O estigma associado à saúde mental, é um mal transversal à nossa sociedade e ao nosso País. Por um lado, julgo tratar-se de uma percepção errónea de conceitos, mais especificamente do conceito de saúde e do conceito de doença, e por outro lado pela carga negativa associada à procura e aos cuidados de saúde nessa área, e pela crença, de que a procura é sinal de loucura.

A forma como a saúde e a doença mental tem mudado e evoluído, é assunto de elevado interesse e de preocupação, com especial atenção à mudança de paradigma entre o que eram as condições e doenças clássicas, para a forma actual, em que temos ainda esse estilo classicizante, típico e amplamente familiar, mas às quais adicionamos as perturbações associadas a novos consumos e a novas dependências.

Vermelho: A dependência do telemóvel

Entre os novos consumos, substâncias e dependências, há um que nós toleramos, permitimos, com o qual somos coniventes e de certa forma ingénuos, na medida em que não somos capazes de perceber o real perigo que ele representa. Aceitamos a sua presença, diria até omnipresença, com a fabulação do estar sempre contactável, acessível e com o Mundo na ponta do nosso dedo. O telemóvel acorda connosco, come connosco e deita-se connosco. A sua presença cresceu e monopolizou à medida que lhe acrescentamos funcionalidades e subimos o grau da sua importância e relevância na nossa vida pessoal, profissional e social. Queixamo-nos de burnout, de assédio laboral, de bullying social e afectivo mas esquecemo-nos de quem abriu a porta e a deixou completamente escancarada. Com o medo de perdermos o que se passa lá fora, acabamos por não viver o que se passa cá dentro. O receio de sermos substituíveis faz-nos funcionar em modo 24/7, sem pausas e sem interregnos. O telemóvel tornou-se numa dependência, numa bengala, num penso rápido.

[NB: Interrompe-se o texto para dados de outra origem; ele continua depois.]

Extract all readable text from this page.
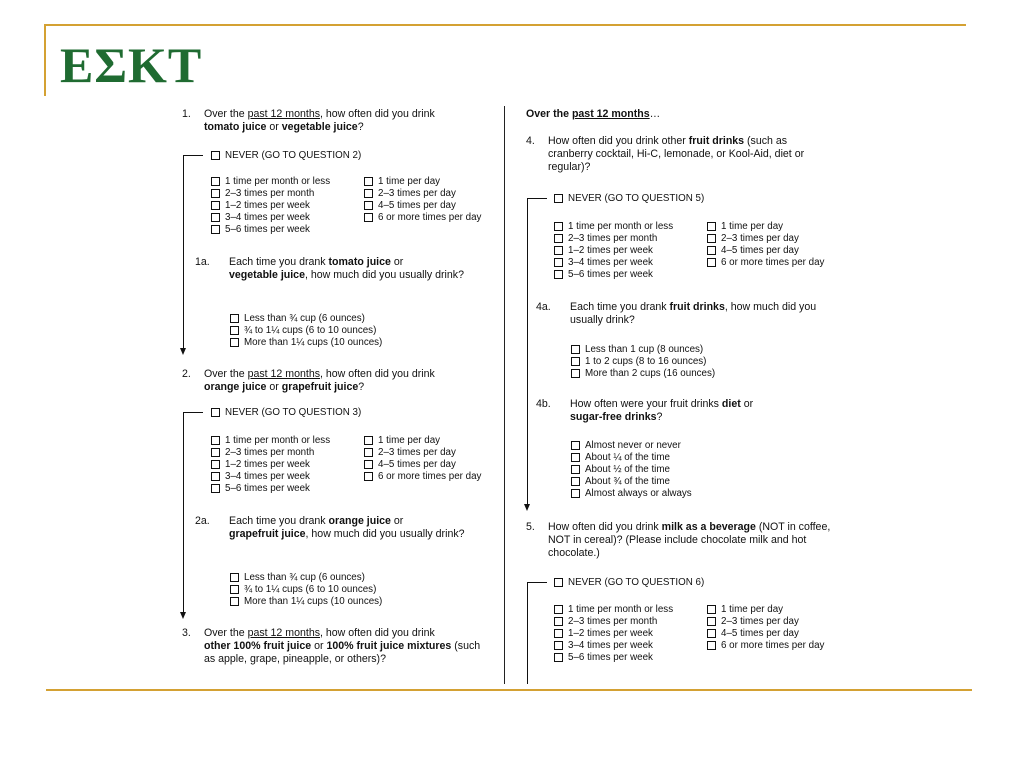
ΕΣΚΤ
1. Over the past 12 months, how often did you drink
tomato juice or vegetable juice?
NEVER (GO TO QUESTION 2)
1 time per month or less
2–3 times per month
1–2 times per week
3–4 times per week
5–6 times per week
1 time per day
2–3 times per day
4–5 times per day
6 or more times per day
1a. Each time you drank tomato juice or
vegetable juice, how much did you usually drink?
Less than ¾ cup (6 ounces)
¾ to 1¼ cups (6 to 10 ounces)
More than 1¼ cups (10 ounces)
2. Over the past 12 months, how often did you drink
orange juice or grapefruit juice?
NEVER (GO TO QUESTION 3)
1 time per month or less
2–3 times per month
1–2 times per week
3–4 times per week
5–6 times per week
1 time per day
2–3 times per day
4–5 times per day
6 or more times per day
2a. Each time you drank orange juice or
grapefruit juice, how much did you usually drink?
Less than ¾ cup (6 ounces)
¾ to 1¼ cups (6 to 10 ounces)
More than 1¼ cups (10 ounces)
3. Over the past 12 months, how often did you drink
other 100% fruit juice or 100% fruit juice mixtures (such as apple, grape, pineapple, or others)?
Over the past 12 months…
4. How often did you drink other fruit drinks (such as cranberry cocktail, Hi-C, lemonade, or Kool-Aid, diet or regular)?
NEVER (GO TO QUESTION 5)
1 time per month or less
2–3 times per month
1–2 times per week
3–4 times per week
5–6 times per week
1 time per day
2–3 times per day
4–5 times per day
6 or more times per day
4a. Each time you drank fruit drinks, how much did you usually drink?
Less than 1 cup (8 ounces)
1 to 2 cups (8 to 16 ounces)
More than 2 cups (16 ounces)
4b. How often were your fruit drinks diet or
sugar-free drinks?
Almost never or never
About ¼ of the time
About ½ of the time
About ¾ of the time
Almost always or always
5. How often did you drink milk as a beverage (NOT in coffee, NOT in cereal)? (Please include chocolate milk and hot chocolate.)
NEVER (GO TO QUESTION 6)
1 time per month or less
2–3 times per month
1–2 times per week
3–4 times per week
5–6 times per week
1 time per day
2–3 times per day
4–5 times per day
6 or more times per day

E se a dependência do telemóvel começou pelos adultos, rapidamente foi mimetizada pelas crianças e pelos adolescentes. Desde tenra idade posicionados em frente a ecrãs brilhantes, cheios de cor e movimento que permitem entreter, acalmar e não chatear, até aos mais crescidos presos a vídeos apresentados em loop e a padrões de beleza e de consumo irreais. O contacto e a presença física foram sendo substituídos pela presença virtual, onde todos estão e tudo está disponível. As brincadeiras da infância, a convivência nos recreios escolares, as conversas entre amigos foram substituídas pelos tiktokes, pelos memes e pela impessoalidade de conteúdos propagados, partilhados e eternizados algures numa página, numa rede ou num grupo de whatsapp.

De forma inconsciente, mas em certo grau também negligente, nós adultos, com o excesso de proteccionismo a que condenamos as nossas crianças e adolescentes, estamos a criar e a ver crescer a geração mais ansiosa e mais deprimida de que há memória. Demos-lhes um brinquedo para a mão que se tornou o centro das suas relações pessoais e sociais. Com a preocupação de maior proximidade, conectividade e controlo, entregamos-lhes um objecto que os domina, que lhes provoca sintomas de abstinência e cujo mundo, linguagem e interactividade, nós não percebemos e tão pouco controlamos.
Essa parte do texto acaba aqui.